Whether 'tis nobler in the mind to suffer

The slings and arrows of outrageous fortune,

Or to take arms against a sea of troubles,

And by opposing end them.

It is necessary to meet this knowledge frankly, and to show him how it is that Shakespeare can be so great in spite of faults like this. It is the inclination of childhood to feel that a man must be perfect to be great, but even at the cost of encountering the difficulty of such a faith the truth must be told. In general, however, it is as well not to go out of the way to enforce the doctrine of human fallibility, and the youthful mind is best nourished by being fed on what is good, rather than by being taught to perceive what is bad.

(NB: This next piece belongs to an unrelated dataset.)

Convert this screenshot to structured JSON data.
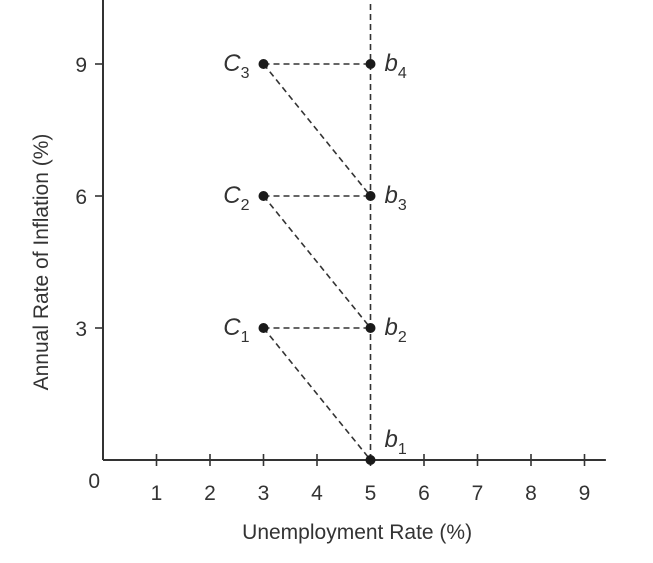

When a pupil is asked to put into words the reason why a piece is written, he should be required to answer by a complete sentence, a properly phrased assertion. He is not unlikely to begin by giving a single term, an incomplete and tentative phrase, or at best a fragmentary statement. For the sake of the clearness of his own idea and of the habit of accurate thinking, he should be encouraged and expected to make the idea clear and the statement finished. Student-criticism, as I have said perhaps often enough already, cannot in the nature of things be either profound or exhaustive, but it should be intelligent and well defined as far as it goes.


XV
LITERARY WORKMANSHIP

The appreciation of literary workmanship dawns very slowly on the child's mind. In the secondary schools not much can be accomplished in the way of making students feel the niceties of literary art; but something should be done to enforce the nature and the worth of technique. Much that touches the undergraduate's feelings he cannot analyze, and should never in any work of the secondary schools be asked to criticise. He should, however, if he is to be systematically trained in the study of masterpieces, have knowledge enough of the qualities which distinguish them from lesser work to perceive on what their claims to superiority are founded. Children so naturally and so generally feel that distinctions which do not appeal to them are arbitrary, and it is of so much importance to guard against any feeling of this sort in the case of literature, that it is worth while to be at some pains to make distinctions perceptible, even if they may not always be made entirely clear.